Mi rendo conto che sto di nuovo tremando, come la prima notte in cui è cominciata a risuonare la musica. Non riesco ancora a capire perché accada. So di essere spaventato, ma lo sono al punto di piangere e tremare in questo modo?

L'uomo davanti a me, Axel, mi ha intrappolato. Non posso fare nulla se non mettermi le mani sulle orecchie e chiudere gli occhi per illudermi che tutto sia scomparso.

Non funziona: il rimbombo della musica passa anche attraverso i palmi delle mie mani, e riesco a percepire la sua presenza.

"Merda, calmati, ragazzo. Tranquillo, non ti farò del male. Respira profondamente, respira profondamente", mi dice.

Sento il suo respiro farsi più pesante.

Non so cosa stia facendo, ma sembra che sappia cosa c'è che non va in me, quindi cerco di fare come mi ha detto, e mi metto a respirare il più profondamente possibile.

Non funziona immediatamente, come vorrei. Lo sconosciuto continua a respirare in modo strano e mi dice di imitarlo.

Non mi fido e non penso che funzionerà, ma lo faccio comunque.

Dopo un po', il mio pianto è cessato, il tremore non è più così forte, e il petto non mi fa più male.

La respirazione mi ha aiutato: lo ricorderò per il futuro, in caso mi dovessi ritrovare in una situazione simile. Cosa che spero non accada.

"Ecco, respira lentamente per qualche minuto, calmati. Bene, molto meglio", dice.

L'uomo continua a parlare in questo modo mentre faccio quello che mi dice, nella speranza che se ne vada e che io mi senta ancora meglio.

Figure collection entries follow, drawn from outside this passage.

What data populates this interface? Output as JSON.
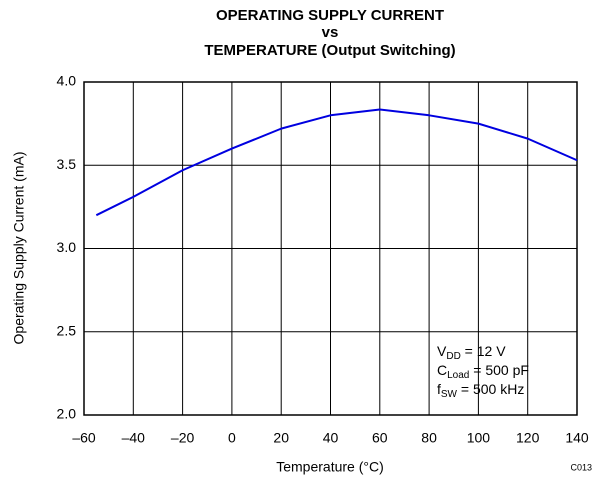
{
  "chart_data": {
    "type": "line",
    "title": [
      "OPERATING SUPPLY CURRENT",
      "vs",
      "TEMPERATURE (Output Switching)"
    ],
    "x_label": "Temperature (°C)",
    "y_label": "Operating Supply Current (mA)",
    "figure_id": "C013",
    "x": [
      -55,
      -40,
      -20,
      0,
      20,
      40,
      60,
      80,
      100,
      120,
      140
    ],
    "series": [
      {
        "name": "Supply Current",
        "color": "#0000e0",
        "values": [
          3.2,
          3.31,
          3.47,
          3.6,
          3.72,
          3.8,
          3.835,
          3.8,
          3.75,
          3.66,
          3.53
        ]
      }
    ],
    "xlim": [
      -60,
      140
    ],
    "xticks": [
      {
        "value": -60,
        "label": "–60"
      },
      {
        "value": -40,
        "label": "–40"
      },
      {
        "value": -20,
        "label": "–20"
      },
      0,
      20,
      40,
      60,
      80,
      100,
      120,
      140
    ],
    "ylim": [
      2,
      4
    ],
    "yticks": [
      {
        "value": 2,
        "label": "2.0"
      },
      {
        "value": 2.5,
        "label": "2.5"
      },
      {
        "value": 3,
        "label": "3.0"
      },
      {
        "value": 3.5,
        "label": "3.5"
      },
      {
        "value": 4,
        "label": "4.0"
      }
    ],
    "grid": true,
    "annotations": [
      {
        "main": "V",
        "sub": "DD",
        "rest": " = 12 V"
      },
      {
        "main": "C",
        "sub": "Load",
        "rest": " = 500 pF"
      },
      {
        "main": "f",
        "sub": "SW",
        "rest": " = 500 kHz"
      }
    ]
  }
}
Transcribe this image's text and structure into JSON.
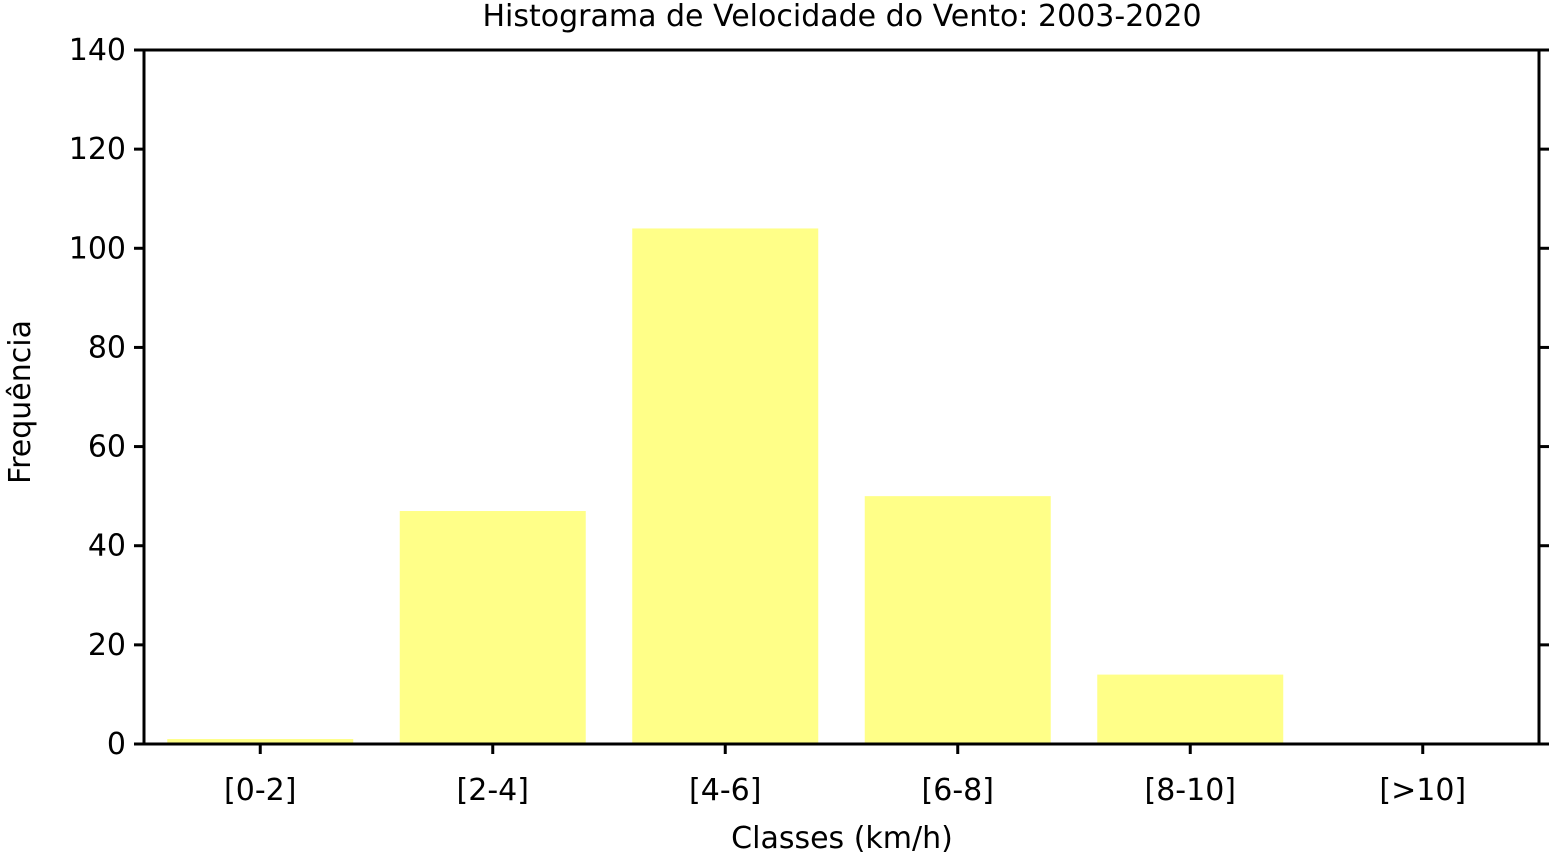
{
  "chart_data": {
    "type": "bar",
    "title": "Histograma de Velocidade do Vento: 2003-2020",
    "xlabel": "Classes (km/h)",
    "ylabel": "Frequência",
    "categories": [
      "[0-2]",
      "[2-4]",
      "[4-6]",
      "[6-8]",
      "[8-10]",
      "[>10]"
    ],
    "values": [
      1,
      47,
      104,
      50,
      14,
      0
    ],
    "ylim": [
      0,
      140
    ],
    "yticks": [
      0,
      20,
      40,
      60,
      80,
      100,
      120,
      140
    ],
    "bar_color": "#ffff88",
    "grid": false,
    "legend": "none"
  }
}
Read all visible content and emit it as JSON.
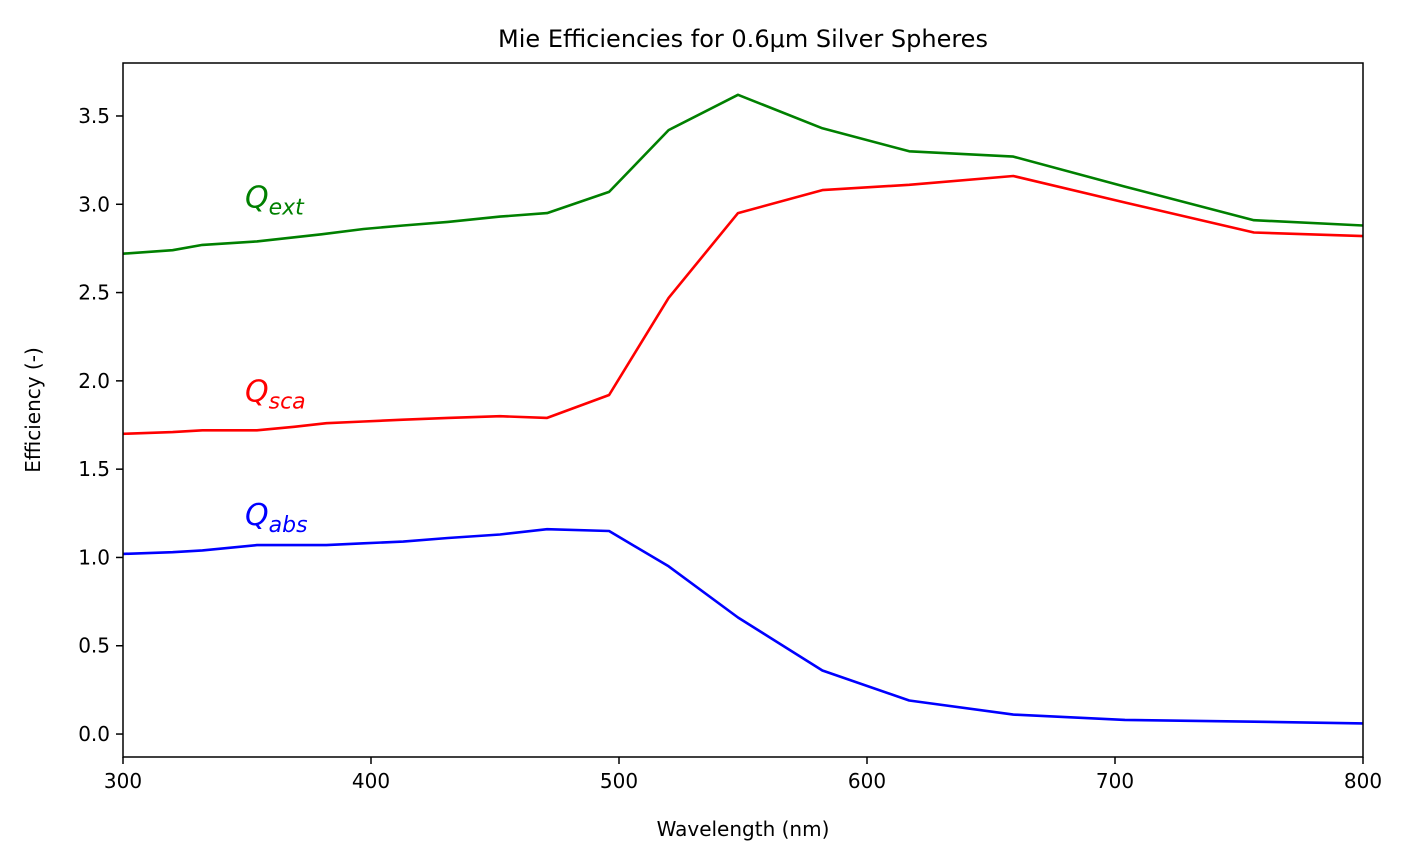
{
  "chart_data": {
    "type": "line",
    "title": "Mie Efficiencies for 0.6μm Silver Spheres",
    "xlabel": "Wavelength (nm)",
    "ylabel": "Efficiency (-)",
    "xlim": [
      300,
      800
    ],
    "ylim": [
      -0.13,
      3.8
    ],
    "xticks": [
      300,
      400,
      500,
      600,
      700,
      800
    ],
    "xtick_labels": [
      "300",
      "400",
      "500",
      "600",
      "700",
      "800"
    ],
    "yticks": [
      0.0,
      0.5,
      1.0,
      1.5,
      2.0,
      2.5,
      3.0,
      3.5
    ],
    "ytick_labels": [
      "0.0",
      "0.5",
      "1.0",
      "1.5",
      "2.0",
      "2.5",
      "3.0",
      "3.5"
    ],
    "grid": false,
    "series": [
      {
        "name": "Q_ext",
        "color": "#008000",
        "x": [
          300,
          320,
          332,
          354,
          380,
          397,
          413,
          431,
          452,
          471,
          496,
          520,
          548,
          582,
          617,
          659,
          704,
          756,
          800
        ],
        "y": [
          2.72,
          2.74,
          2.77,
          2.79,
          2.83,
          2.86,
          2.88,
          2.9,
          2.93,
          2.95,
          3.07,
          3.42,
          3.62,
          3.43,
          3.3,
          3.27,
          3.1,
          2.91,
          2.88
        ]
      },
      {
        "name": "Q_sca",
        "color": "#ff0000",
        "x": [
          300,
          320,
          332,
          354,
          369,
          382,
          397,
          413,
          431,
          452,
          471,
          496,
          520,
          548,
          582,
          617,
          659,
          704,
          756,
          800
        ],
        "y": [
          1.7,
          1.71,
          1.72,
          1.72,
          1.74,
          1.76,
          1.77,
          1.78,
          1.79,
          1.8,
          1.79,
          1.92,
          2.47,
          2.95,
          3.08,
          3.11,
          3.16,
          3.01,
          2.84,
          2.82
        ]
      },
      {
        "name": "Q_abs",
        "color": "#0000ff",
        "x": [
          300,
          320,
          332,
          354,
          369,
          382,
          397,
          413,
          431,
          452,
          471,
          496,
          520,
          548,
          582,
          617,
          659,
          704,
          756,
          800
        ],
        "y": [
          1.02,
          1.03,
          1.04,
          1.07,
          1.07,
          1.07,
          1.08,
          1.09,
          1.11,
          1.13,
          1.16,
          1.15,
          0.95,
          0.66,
          0.36,
          0.19,
          0.11,
          0.08,
          0.07,
          0.06
        ]
      }
    ],
    "annotations": [
      {
        "base": "Q",
        "sub": "ext",
        "x": 350,
        "y": 3.0,
        "color": "#008000"
      },
      {
        "base": "Q",
        "sub": "sca",
        "x": 350,
        "y": 1.9,
        "color": "#ff0000"
      },
      {
        "base": "Q",
        "sub": "abs",
        "x": 350,
        "y": 1.2,
        "color": "#0000ff"
      }
    ]
  }
}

Il mio corpo si calma, ma i miei occhi si fanno pesanti e inizio a vedere doppio.

So bene che quando succede dovrei dormire o mangiare qualcosa. Purtroppo però non posso fare né l'una né l'altra cosa, visto che l'uomo di fronte a me mi ha distrutto la casa e l'uomo gentile che mi dà da mangiare al ristorante stasera non c'era.

Suppongo che una notte così strana - un invasore e un'altra strana sessione di pianto - sia troppo per me.

Non sono abituato ad avere persone, soprattutto così vicine, che mi parlano.

Il mio corpo sembra voler dormire e, per quanto mi sforzi, non mi dà retta nemmeno quando chiudo gli occhi.